O deputado do CDS-PP adiantou, que esta situação se verifica “em diversas escolas e em diversas especialidades” e questionou a tutela se “não tem conhecimento destes factos” e se “não acha estranho” que, nos Açores, “o número de alunos portadores de deficiência” tenha aumentado “substancialmente”.

Esta questão, já tinha sido levantada por Lima, na sessão plenária de abril, onde denunciou a existência na Terceira de uma clínica de saúde mental “que anda a recrutar alunos com necessidades educativas especiais” e neste contexto exigiu mesmo uma “investigação profunda” a essas clínicas.
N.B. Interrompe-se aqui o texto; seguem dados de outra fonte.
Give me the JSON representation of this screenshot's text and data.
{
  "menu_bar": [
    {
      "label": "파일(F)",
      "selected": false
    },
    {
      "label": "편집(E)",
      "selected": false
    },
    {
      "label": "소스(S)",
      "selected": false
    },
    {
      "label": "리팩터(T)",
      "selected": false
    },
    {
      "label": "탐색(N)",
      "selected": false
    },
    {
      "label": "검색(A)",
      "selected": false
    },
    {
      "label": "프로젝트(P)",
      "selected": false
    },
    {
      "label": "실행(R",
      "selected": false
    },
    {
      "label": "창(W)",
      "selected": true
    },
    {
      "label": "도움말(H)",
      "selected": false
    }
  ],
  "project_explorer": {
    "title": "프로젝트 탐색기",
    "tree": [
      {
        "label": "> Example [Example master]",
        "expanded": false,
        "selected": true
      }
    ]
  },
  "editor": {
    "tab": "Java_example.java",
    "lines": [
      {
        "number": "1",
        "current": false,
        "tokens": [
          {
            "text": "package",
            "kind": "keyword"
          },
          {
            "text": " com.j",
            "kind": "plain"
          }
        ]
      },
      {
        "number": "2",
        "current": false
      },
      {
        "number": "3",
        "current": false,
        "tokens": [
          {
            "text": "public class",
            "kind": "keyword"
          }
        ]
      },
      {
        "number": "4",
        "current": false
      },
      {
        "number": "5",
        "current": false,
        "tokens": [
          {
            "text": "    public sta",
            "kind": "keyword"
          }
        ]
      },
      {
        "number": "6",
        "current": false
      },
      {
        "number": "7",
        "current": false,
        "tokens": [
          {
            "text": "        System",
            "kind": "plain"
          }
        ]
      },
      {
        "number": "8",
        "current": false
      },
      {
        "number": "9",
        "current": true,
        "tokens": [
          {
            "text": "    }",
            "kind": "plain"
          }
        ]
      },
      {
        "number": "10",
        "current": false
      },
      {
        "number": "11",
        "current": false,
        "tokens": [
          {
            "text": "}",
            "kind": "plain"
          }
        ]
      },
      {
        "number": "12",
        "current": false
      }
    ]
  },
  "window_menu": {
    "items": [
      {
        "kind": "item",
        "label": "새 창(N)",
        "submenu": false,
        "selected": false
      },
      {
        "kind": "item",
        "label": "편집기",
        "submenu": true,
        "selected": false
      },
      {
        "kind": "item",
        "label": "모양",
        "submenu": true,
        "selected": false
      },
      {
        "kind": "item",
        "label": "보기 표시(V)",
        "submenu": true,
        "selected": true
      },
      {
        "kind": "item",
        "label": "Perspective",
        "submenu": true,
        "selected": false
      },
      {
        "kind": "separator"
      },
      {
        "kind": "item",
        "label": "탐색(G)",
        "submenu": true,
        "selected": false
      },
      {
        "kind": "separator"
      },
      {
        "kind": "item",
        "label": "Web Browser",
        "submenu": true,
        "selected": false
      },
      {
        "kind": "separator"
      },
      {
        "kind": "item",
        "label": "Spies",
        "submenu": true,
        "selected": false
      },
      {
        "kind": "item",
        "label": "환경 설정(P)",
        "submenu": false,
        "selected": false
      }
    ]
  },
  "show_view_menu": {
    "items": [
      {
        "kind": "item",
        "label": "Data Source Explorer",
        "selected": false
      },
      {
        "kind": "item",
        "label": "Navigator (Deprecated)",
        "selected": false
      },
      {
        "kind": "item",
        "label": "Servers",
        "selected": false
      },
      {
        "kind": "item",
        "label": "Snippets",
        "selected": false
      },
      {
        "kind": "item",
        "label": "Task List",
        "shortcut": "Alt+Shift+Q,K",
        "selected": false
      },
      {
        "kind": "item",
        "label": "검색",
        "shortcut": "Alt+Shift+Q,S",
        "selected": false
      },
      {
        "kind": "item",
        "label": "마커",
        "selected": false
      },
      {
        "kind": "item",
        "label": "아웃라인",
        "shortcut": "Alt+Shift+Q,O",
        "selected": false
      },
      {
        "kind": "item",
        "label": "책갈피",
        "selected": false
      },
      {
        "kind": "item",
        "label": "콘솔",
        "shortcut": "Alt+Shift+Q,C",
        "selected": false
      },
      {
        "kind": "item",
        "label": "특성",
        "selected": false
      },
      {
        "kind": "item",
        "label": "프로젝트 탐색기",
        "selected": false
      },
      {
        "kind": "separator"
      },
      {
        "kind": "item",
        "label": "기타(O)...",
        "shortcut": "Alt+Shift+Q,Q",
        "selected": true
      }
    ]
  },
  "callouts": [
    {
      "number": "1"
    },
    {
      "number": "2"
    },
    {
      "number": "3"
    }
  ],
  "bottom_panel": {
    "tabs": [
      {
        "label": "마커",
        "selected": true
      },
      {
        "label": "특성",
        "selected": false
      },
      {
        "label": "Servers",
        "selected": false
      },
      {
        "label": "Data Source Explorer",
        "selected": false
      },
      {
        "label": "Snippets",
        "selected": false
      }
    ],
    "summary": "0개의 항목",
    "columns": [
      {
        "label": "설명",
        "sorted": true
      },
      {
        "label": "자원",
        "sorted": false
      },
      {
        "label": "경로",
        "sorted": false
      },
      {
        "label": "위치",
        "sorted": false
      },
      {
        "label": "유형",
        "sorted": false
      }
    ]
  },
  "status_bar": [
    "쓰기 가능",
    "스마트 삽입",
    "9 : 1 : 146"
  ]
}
Segundo nota remetida às redações, “o CDS entendeu promover um debate de urgência sobre apoios sociais aos alunos com necessidades educativas especiais e saúde em meio escolar, por ter chegado ao seu conhecimento denúncias que parecem configurar situações, no mínimo, duvidosas e que devem requerer a nossa atenção e obter esclarecimentos perante a tutela da educação, segurança social e saúde, já que a problemática é transversal, pelo menos, a estas três áreas da governação regional”, justificou.

No decorrer do debate Lima foi questionando o Governo sobre o pagamento, por parte do Instituto de Segurança Social dos Açores, do “subsídio especial de educação” que é atribuído nos termos de uma legislação nacional de 1981, a empresas privadas instaladas nos Açores que “fazem a referenciação dos alunos/utentes para as suas clínicas e como são feitos os chamados rastreios nos estabelecimentos de ensino da Região”.

Para Artur Lima não faz sentido a Região pagar a empresas privadas, valores que rondam os “quase 2 milhões de euros por ano”, para serem “acompanhadas cerca de 750 crianças sinalizadas com necessidades educativas especiais”, em vez de “redirecionar este dinheiro para a contratação de mais técnicos e especialistas para integrar os quadros das escolas e das unidades de saúde de ilha”.

O CDS-PP criticou ainda a postura do Governo dos Açores nomeadamente em relação aos “pseudo-rastreios” de saúde aos alunos de escolas públicas, adiantando que “relativamente aos rastreios de saúde nas escolas, assistimos incrédulos à passividade da tutela ou, quiçá, à cumplicidade da tutela da Educação, Saúde e Segurança Social que permite que, em escolas públicas, diversos profissionais e entidades privadas entrem pela escola dentro, façam pseudo-rastreios sem cumprirem as regras aplicáveis, selecionando alunos que depois encaminham para a sua própria clínica privada”, denunciou Artur Lima.

Segundo o Líder Parlamentar popular “isto passa-se em diversas escolas e em diversas especialidades”, questionando se a tutela “não tem conhecimento destes factos” e se “não acha estranho” que, nos Açores, “o número de alunos portadores de deficiência” tenha aumentado “substancialmente”.

O líder do CDS-PP questionou ainda o Governo sobre a forma “como são feitos os rastreios, obedecem a que critérios, quem autoriza, porque não são os centros de saúde a fazer, como no passado, porque é que permitem que entidades privadas selecionem alunos e os levam para tratar nas suas clínicas?”, considerando que o que se está a assistir “é uma coisa que pode ser muito perigosa para a saúde dos alunos”.

Perante esta situação Artur Lima salientou não ter dúvidas de que o Serviço Regional de Saúde se encontra numa “falência total” que não consegue dar resposta às solicitações das escolas. “Estamos perante graves problemas estruturais do nosso sistema educativo em que a educação especial e os técnicos do serviço público não conseguem dar resposta aos alunos com necessidades educativas especiais”, disse, reforçando que “estamos perante a falência total do Serviço Regional de Saúde que não consegue dar resposta às escolas que o solicitam”.

No debate, a Secretária Regional da Solidariedade Social  desvendando números, acabou mesmo por referir que uma destas empresas está a ser investigada pelo Ministério Público por suspeitas de fraude.